WEDNESDAY, MAY 23 With all the dead children in this week's column, Last Days is pleased to relate a relatively uplifting story about a spunky little black dog. Glenda Stevens discovered her canine companion, Sweetie, sprawled lifeless on the pavement after the dog was hit by a mail delivery truck on Monday, the Associated Press reported. Hours after burying her beloved pet, she saw Sweetie's hind legs sticking out of the ground. "Have you ever heard of an animal digging itself out of a grave?" Stevens asked. "She's my baby and I love her." Stevens plans to take her zombie baby, who suffered a broken front leg and a broken jaw, to a specialist for treatment.
· · Also today, students at a Boulder, Colorado, high school held a same-sex "kiss-in" to protest the yearbook's refusal to run a photo of two girls in a lip-lock, The Denver Post reported. "Coming out is a very serious issue," yearbook adviser Ruth Palmer said. "The decision was made out of consideration for the kids and their families." Last Days supports the right of gay and lesbian youths to grow up just as mortified of their yearbook photos as straight kids.
THURSDAY, MAY 24 Hot Tipper Rhonda phoned to confess that her cell phone, which she thought was lost for a week, was actually sitting on top of her SUV. "I could hear it ringing in the distance, but I thought I was simply losing my mind." Thanks for summoning the courage required to share this tale, Rhonda!
FRIDAY, MAY 25 Hot Tipper Chris phoned to say that while he was enjoying a sandwich outside of Dish--the tasty Ballardian deli--he watched a group of elderly tourists bunch together for a snapshot.

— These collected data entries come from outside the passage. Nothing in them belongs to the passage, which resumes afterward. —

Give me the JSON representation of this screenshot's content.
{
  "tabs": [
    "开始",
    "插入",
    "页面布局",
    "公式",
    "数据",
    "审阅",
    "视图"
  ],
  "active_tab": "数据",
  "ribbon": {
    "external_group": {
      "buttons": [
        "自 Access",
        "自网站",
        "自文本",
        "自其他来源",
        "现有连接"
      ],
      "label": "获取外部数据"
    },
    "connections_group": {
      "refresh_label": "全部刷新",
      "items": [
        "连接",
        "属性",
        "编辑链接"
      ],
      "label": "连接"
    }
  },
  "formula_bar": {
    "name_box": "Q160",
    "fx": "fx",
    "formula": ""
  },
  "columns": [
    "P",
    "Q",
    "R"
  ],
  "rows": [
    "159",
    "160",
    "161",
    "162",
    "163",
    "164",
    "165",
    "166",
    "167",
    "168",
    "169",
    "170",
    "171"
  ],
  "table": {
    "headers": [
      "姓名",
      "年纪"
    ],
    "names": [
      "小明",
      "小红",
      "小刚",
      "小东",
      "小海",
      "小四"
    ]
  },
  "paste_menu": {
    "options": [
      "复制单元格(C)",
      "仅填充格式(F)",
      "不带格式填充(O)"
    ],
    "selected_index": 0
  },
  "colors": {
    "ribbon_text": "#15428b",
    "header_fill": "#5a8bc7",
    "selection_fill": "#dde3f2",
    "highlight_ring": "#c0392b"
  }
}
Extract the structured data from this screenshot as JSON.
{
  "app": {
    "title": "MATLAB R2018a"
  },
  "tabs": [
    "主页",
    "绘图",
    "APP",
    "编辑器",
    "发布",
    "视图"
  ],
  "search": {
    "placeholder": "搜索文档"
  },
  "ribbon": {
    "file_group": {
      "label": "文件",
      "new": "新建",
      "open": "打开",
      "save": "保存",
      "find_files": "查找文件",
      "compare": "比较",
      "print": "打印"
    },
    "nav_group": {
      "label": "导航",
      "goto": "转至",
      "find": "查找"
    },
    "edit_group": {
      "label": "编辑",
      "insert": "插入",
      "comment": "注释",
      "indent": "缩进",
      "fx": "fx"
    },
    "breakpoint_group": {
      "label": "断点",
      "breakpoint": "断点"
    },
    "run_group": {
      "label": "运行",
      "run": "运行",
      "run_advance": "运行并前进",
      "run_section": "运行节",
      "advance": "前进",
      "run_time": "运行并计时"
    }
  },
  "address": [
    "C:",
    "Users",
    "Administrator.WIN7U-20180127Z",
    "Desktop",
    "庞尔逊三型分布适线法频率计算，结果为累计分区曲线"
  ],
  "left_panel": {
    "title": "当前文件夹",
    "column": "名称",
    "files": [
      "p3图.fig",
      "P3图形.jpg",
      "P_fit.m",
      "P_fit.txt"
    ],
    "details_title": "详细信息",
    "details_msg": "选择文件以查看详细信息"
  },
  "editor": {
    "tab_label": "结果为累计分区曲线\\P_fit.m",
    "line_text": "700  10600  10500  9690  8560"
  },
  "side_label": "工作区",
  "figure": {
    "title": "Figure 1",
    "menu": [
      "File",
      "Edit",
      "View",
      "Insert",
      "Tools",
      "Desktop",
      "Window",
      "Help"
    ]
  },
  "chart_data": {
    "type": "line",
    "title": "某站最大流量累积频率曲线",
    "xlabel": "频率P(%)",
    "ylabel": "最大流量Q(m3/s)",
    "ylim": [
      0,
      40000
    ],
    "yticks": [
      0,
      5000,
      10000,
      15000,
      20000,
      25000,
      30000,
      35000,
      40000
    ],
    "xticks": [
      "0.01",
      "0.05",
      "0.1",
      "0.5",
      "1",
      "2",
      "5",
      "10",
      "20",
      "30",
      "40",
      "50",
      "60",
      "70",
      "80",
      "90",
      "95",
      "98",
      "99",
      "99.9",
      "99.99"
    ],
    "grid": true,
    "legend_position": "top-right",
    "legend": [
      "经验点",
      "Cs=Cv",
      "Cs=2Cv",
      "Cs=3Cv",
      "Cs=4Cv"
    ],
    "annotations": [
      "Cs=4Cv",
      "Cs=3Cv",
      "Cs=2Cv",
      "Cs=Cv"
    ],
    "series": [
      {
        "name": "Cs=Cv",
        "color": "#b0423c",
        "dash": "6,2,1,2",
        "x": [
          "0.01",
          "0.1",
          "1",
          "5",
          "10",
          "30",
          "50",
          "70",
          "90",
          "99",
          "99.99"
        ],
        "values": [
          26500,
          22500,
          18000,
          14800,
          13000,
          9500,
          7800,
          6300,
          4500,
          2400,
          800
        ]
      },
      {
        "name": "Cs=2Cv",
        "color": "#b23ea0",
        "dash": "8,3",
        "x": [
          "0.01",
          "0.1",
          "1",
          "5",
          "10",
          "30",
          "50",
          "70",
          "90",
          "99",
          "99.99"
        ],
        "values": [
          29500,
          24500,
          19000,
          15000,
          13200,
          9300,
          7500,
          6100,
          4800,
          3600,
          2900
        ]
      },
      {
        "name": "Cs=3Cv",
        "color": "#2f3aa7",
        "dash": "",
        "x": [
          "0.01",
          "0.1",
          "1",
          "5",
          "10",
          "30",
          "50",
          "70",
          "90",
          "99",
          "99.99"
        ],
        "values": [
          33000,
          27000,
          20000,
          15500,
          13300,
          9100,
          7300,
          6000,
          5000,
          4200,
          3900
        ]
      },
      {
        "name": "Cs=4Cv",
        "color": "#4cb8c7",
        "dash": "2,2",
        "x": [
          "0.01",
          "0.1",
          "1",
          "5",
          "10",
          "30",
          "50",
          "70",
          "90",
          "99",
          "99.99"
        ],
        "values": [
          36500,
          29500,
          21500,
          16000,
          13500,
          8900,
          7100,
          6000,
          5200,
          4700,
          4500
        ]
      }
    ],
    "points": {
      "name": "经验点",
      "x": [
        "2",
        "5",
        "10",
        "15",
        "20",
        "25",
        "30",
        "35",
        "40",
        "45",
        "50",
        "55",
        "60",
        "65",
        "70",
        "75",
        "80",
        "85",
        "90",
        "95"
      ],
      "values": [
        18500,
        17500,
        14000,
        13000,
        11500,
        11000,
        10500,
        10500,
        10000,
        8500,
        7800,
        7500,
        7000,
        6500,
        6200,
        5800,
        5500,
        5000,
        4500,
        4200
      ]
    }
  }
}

But in lieu of shouting the traditional "cheese" to coax a smile from his subjects, the photographer hollered, "Say Ballard!" Chris, who currently resides in a condo on Capitol Hill, said that he is going to move to the Promised Land as soon as his lease expires.
SATURDAY, MAY 26 Texas took one baby step toward the rest of the industrialized world today when its legislature approved a bill that would ban the execution of convicted killers determined to be mentally retarded. Governor Rick Perry has indicated he will wait for a ruling by the U.S. Supreme Court before deciding whether to sign the bill into law. The nation's highest court is currently considering the case of Texas death-row inmate John Paul Penry, a 44-year-old convicted of a 1979 murder, who is said to have the mental age of a seven-year-old.
SUNDAY, MAY 2 Confidential to the creepy guy who kept turning around and frowning at Last Days during the screening of Oh, Brother, Where Art Thou? Bothered by people laughing too loudly during funny movies? Wait for it to come out on video. And while we're chatting, lose the rat-tail, buddy, it's terrifying.